A simple SME retention sequence:
- Day 0 (purchase): confirmation + what happens next
- Day 2–7: delivery/usage tips + “reply if anything’s off”
- Day 14–30: second purchase trigger
- replenishment reminder
- time-bound add-on
- service check-in
- Day 30–45: review request (make it easy)
This is where SMEs win without outspending competitors.
Don’t hide customer support from marketing
The article notes that Grab’s marketing engine included customer support operations. That’s smart.
For SMEs, support is part of marketing because:
- fast replies increase conversion rates
- clear policies reduce disputes
- service recovery creates loyal customers
If you’re running ads but responding to enquiries slowly, you’re paying to generate leads you can’t convert.
“People also ask” (quick answers for SME owners)
Is digital marketing mainly performance ads for SMEs?
No.
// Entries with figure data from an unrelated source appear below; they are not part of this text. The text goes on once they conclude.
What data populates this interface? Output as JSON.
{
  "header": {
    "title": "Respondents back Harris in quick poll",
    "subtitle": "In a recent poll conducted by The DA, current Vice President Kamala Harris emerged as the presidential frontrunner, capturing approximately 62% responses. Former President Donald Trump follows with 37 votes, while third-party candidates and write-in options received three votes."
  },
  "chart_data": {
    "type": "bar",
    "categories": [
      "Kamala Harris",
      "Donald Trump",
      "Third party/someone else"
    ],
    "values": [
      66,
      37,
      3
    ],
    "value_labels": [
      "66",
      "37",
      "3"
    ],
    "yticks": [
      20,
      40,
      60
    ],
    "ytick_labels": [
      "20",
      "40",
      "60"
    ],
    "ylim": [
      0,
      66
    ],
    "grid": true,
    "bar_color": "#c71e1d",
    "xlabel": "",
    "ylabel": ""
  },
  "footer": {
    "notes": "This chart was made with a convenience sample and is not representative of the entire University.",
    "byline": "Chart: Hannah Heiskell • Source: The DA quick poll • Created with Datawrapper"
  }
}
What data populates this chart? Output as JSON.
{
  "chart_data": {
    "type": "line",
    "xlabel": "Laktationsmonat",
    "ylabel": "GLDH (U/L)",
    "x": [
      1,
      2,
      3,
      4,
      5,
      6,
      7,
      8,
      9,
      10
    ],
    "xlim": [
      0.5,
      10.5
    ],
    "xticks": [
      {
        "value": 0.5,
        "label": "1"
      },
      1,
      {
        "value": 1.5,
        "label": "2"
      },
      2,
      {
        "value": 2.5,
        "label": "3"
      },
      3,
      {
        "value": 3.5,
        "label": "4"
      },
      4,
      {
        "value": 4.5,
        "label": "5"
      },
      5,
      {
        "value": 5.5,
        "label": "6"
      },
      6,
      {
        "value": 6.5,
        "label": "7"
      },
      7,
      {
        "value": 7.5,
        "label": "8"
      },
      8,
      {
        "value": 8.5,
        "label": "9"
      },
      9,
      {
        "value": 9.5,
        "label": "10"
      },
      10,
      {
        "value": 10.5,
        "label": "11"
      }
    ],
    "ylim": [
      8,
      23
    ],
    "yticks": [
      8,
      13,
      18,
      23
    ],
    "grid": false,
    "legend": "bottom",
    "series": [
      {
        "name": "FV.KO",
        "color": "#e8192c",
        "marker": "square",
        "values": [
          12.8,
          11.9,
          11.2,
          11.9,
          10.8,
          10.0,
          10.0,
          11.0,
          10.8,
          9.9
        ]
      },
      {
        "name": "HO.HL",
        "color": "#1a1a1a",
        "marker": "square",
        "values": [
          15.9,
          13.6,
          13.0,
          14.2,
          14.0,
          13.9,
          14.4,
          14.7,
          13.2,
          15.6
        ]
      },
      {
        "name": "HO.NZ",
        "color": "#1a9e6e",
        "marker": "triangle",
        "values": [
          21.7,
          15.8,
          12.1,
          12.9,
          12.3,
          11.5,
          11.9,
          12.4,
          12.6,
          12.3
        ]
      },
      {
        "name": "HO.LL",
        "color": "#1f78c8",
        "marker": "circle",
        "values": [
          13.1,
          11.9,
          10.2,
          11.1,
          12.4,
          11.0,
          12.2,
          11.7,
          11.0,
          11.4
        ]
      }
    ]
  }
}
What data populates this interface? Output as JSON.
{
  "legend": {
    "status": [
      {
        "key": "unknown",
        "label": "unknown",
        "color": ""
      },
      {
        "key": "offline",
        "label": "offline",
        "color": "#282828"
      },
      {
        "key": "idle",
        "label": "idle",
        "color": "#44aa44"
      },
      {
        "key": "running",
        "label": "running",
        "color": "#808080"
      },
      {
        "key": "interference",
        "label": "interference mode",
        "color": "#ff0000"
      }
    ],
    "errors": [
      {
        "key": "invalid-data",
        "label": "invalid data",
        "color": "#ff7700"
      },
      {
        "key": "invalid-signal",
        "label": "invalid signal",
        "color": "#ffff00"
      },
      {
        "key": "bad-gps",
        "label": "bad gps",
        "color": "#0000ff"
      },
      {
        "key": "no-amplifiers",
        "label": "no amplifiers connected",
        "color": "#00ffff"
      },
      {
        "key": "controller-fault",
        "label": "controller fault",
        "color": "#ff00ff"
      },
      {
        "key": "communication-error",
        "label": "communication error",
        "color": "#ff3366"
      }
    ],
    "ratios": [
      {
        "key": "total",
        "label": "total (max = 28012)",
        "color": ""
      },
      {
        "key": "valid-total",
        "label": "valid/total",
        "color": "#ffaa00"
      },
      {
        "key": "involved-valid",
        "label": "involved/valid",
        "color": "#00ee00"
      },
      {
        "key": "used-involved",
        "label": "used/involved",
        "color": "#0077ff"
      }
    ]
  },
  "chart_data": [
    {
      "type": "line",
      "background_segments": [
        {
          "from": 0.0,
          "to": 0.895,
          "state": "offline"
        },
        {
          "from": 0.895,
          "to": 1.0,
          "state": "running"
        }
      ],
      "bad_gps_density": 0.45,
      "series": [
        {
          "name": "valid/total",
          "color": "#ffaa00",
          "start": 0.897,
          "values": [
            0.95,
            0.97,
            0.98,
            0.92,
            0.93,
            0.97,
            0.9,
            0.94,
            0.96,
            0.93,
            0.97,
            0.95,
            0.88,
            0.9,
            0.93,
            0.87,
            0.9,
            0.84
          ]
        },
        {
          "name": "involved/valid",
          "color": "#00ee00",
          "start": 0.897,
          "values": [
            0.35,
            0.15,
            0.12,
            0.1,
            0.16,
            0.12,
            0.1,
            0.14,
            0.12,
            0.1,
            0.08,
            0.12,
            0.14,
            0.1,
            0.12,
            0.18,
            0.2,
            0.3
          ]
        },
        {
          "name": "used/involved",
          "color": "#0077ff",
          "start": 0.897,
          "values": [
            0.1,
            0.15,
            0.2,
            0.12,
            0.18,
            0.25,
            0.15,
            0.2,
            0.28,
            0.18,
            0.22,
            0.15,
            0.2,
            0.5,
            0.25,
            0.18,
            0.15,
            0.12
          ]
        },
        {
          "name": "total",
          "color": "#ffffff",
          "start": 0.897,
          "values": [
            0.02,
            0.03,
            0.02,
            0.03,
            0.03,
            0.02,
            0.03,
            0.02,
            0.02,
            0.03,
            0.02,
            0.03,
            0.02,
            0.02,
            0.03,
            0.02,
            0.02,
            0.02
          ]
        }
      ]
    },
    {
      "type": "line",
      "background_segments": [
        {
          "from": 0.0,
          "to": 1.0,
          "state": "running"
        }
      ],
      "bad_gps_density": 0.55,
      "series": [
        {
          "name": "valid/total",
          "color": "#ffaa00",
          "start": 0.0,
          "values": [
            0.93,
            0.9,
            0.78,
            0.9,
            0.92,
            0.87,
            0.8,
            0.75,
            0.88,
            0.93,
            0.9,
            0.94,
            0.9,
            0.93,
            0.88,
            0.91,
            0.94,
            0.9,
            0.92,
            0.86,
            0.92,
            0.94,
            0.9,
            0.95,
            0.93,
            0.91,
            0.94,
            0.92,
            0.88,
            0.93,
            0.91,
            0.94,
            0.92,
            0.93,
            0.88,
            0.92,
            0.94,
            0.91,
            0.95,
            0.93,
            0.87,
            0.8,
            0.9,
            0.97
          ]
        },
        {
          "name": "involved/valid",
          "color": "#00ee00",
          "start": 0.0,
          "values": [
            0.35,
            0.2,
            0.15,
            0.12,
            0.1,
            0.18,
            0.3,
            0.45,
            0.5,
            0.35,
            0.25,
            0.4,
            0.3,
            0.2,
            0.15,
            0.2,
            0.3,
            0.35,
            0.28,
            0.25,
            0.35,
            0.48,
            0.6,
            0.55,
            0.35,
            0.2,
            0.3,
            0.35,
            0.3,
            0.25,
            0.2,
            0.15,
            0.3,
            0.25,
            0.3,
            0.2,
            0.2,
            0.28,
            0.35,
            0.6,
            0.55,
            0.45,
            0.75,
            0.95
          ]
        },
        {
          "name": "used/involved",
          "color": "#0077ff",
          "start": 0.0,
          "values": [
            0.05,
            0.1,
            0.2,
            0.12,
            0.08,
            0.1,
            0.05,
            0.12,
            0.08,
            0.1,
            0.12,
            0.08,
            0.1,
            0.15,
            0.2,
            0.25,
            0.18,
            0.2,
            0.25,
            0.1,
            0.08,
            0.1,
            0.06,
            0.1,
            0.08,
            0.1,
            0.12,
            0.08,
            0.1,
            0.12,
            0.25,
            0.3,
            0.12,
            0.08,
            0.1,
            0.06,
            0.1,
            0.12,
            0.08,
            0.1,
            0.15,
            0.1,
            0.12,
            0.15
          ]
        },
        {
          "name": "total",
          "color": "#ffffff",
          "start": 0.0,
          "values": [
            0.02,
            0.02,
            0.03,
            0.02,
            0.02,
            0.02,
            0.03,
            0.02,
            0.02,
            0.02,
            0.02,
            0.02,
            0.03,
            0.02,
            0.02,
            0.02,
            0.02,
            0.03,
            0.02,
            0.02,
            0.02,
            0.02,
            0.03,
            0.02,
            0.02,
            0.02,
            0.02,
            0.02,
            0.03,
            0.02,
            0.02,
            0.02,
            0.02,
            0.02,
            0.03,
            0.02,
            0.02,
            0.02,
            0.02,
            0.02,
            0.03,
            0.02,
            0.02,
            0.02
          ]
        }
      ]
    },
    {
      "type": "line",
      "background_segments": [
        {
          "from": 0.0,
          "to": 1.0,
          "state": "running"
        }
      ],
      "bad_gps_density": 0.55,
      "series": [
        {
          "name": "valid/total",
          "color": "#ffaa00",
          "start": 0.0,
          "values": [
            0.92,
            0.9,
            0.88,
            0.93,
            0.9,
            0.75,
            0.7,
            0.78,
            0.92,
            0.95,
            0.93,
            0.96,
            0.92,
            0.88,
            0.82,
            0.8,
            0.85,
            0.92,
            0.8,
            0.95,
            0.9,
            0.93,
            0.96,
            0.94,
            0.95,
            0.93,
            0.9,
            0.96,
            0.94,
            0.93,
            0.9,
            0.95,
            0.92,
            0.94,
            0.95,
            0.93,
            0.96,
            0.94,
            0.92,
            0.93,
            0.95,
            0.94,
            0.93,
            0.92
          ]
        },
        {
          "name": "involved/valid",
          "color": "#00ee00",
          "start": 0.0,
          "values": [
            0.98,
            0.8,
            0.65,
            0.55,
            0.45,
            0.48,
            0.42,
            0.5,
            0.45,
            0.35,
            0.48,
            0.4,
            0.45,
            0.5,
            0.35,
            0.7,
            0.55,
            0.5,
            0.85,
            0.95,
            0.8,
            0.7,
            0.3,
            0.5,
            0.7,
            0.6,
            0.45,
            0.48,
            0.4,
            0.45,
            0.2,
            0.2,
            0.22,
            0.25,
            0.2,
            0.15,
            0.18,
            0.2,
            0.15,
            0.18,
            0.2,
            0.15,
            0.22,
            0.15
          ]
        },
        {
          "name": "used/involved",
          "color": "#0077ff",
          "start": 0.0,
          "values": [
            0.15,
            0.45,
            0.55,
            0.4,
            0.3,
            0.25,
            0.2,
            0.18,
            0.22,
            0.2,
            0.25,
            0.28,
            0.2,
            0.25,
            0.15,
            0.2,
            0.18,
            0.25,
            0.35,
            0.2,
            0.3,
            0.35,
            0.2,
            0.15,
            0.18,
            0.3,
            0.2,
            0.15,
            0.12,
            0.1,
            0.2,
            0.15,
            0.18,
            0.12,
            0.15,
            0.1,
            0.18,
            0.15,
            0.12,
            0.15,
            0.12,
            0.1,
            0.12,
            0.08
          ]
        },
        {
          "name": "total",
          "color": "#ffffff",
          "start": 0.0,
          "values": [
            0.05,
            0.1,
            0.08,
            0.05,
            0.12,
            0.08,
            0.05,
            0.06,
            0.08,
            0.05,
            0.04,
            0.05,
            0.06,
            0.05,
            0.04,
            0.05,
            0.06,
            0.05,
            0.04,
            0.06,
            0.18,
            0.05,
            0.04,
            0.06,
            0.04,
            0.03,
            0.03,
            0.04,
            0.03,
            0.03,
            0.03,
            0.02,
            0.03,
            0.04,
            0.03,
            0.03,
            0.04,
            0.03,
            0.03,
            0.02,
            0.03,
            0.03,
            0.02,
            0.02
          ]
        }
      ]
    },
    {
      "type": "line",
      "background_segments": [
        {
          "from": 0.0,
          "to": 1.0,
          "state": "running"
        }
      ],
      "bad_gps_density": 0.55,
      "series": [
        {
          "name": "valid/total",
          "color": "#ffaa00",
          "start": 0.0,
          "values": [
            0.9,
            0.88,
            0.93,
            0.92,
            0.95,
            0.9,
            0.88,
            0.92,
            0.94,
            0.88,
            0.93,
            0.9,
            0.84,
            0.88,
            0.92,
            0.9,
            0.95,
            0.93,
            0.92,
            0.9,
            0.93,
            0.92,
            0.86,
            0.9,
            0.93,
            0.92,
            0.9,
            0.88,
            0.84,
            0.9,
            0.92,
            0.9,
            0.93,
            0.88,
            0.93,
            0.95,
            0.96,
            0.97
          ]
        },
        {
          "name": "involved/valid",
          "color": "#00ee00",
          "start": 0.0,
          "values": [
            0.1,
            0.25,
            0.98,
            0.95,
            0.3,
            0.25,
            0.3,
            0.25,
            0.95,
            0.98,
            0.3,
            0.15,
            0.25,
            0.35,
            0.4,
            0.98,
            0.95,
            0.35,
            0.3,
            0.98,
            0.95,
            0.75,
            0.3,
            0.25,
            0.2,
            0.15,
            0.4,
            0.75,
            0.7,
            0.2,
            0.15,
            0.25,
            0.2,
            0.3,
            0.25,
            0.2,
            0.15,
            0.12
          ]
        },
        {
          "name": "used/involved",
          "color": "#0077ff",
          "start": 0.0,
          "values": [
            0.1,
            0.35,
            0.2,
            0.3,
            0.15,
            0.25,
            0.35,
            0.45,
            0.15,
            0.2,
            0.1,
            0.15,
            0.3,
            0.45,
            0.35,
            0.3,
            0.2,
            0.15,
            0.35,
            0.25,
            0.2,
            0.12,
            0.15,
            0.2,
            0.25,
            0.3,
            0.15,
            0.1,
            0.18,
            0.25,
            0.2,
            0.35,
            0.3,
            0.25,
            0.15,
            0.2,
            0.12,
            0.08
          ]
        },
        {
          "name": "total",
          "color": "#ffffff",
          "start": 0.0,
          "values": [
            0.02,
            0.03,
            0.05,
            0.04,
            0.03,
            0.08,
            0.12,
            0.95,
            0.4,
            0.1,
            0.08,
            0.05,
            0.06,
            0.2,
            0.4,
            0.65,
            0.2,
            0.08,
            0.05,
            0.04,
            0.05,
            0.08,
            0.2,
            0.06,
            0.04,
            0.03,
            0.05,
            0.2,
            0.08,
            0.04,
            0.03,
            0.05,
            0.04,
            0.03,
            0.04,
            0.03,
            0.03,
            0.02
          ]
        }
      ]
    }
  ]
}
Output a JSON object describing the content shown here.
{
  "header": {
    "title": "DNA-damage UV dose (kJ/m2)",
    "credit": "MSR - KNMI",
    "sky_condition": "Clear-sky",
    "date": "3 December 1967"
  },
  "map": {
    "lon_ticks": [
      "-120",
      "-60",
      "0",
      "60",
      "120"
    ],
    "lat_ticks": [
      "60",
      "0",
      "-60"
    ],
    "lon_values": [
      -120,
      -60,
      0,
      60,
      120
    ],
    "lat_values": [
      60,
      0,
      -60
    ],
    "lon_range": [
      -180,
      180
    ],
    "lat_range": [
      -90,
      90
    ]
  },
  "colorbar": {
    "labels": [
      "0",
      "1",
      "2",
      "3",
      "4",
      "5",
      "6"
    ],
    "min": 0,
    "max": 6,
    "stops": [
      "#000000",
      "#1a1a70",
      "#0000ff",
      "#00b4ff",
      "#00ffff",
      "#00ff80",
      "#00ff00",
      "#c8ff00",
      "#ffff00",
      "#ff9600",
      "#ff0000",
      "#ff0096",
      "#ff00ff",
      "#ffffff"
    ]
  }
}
Performance ads are only one tool. A durable SME strategy combines search intent (SEO/Google), social proof (reviews/content), and retention (CRM/WhatsApp/email).
What’s the fastest way to build trust online in Singapore?
Reviews, transparent pricing, and fast response times. Trust is built when customers can predict what happens next.
Should SMEs run loyalty programmes?
Yes—if it’s tied to margin and repeat behaviour. Keep it simple, measure redemption cost, and optimise.
What to do next: a 30-day checklist for SME digital marketing
Answer first: Build a small, measurable system—one acquisition channel, one conversion improvement, one retention habit.
Here’s a realistic 30-day plan I’ve seen work for Singapore SMEs:
-
Week 1: Measurement basics
- Set up/clean up GA4
- Define one primary conversion (lead form, WhatsApp click, booking)
- Create a weekly KPI sheet
-
Week 2: Offer + landing page
- Write one clear offer and remove distractions
- Add proof (reviews, before/after, FAQs)
- Ensure mobile speed and clear CTA
-
Week 3: One acquisition channel
- Choose one: Google Search Ads, SEO for 3 service pages, or TikTok/IG Reels cadence
- Run 2–3 tests max (don’t spray)
-
Week 4: Retention loop
- Add a 3-message post-purchase sequence
- Add a second-purchase trigger
- Ask for reviews the right way
This is the SME version of “marketing as infrastructure.”
Cheryl Goh’s global recognition is a big headline, but the real point is smaller and more useful: Southeast Asia’s marketing maturity comes from discipline, not spectacle. If your SME builds trust, measures what matters, and makes repeat behaviour the goal—not just clicks—you won’t need a massive budget to grow.
What would change in your business if you treated retention and trust as core marketing KPIs starting this month?